Agglomeration Economies

Why do firms cluster?

Cities exist because proximity is productive. When firms and workers are close together, everyone becomes more productive. These agglomeration economies are the fundamental reason cities exist despite their costs (congestion, high rents, pollution).

The three Marshallian channels

Alfred Marshall (1890) identified three mechanisms through which density raises productivity:

  1. Labor market pooling. Dense labor markets reduce mismatch. Firms are more likely to find workers with the right skills; workers are more likely to find jobs that match their talents. If one firm lays off workers, another nearby firm can hire them. The thick market reduces risk for both sides.

  2. Input sharing. Clusters attract specialized suppliers. A single firm might not generate enough demand for a niche input supplier, but a cluster of firms can. Silicon Valley has specialized law firms, venture capitalists, and chip fabricators — none of which could survive serving a single firm.

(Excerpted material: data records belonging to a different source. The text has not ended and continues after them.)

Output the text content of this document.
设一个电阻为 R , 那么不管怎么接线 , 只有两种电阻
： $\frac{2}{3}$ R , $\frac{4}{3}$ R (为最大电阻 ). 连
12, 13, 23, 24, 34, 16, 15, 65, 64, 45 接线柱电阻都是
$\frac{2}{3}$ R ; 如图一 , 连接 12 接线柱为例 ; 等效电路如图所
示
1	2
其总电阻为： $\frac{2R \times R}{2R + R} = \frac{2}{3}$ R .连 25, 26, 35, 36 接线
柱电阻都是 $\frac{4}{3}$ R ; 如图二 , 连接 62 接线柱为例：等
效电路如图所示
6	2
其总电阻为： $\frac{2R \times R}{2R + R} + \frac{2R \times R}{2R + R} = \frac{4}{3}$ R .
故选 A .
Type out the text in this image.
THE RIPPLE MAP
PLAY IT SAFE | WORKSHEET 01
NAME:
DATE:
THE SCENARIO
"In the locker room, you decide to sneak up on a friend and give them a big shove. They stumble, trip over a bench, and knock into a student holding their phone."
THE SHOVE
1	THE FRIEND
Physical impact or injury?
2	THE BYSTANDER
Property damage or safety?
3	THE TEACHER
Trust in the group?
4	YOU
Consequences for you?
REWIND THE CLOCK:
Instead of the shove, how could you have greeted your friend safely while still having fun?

  3. Knowledge spillovers. Ideas spread faster face-to-face. Casual conversations, job-hopping, and observation transmit tacit knowledge that can’t be easily codified. This is why R&D-intensive industries cluster intensely — biotech in Boston, tech in Silicon Valley, finance in London.

The urban wage premium

Productivity increases with city size. Combes, Duranton, and Gobillon (2012) estimate that doubling city employment raises individual wages by 3–8%, even after controlling for worker sorting (the possibility that more productive workers simply choose bigger cities).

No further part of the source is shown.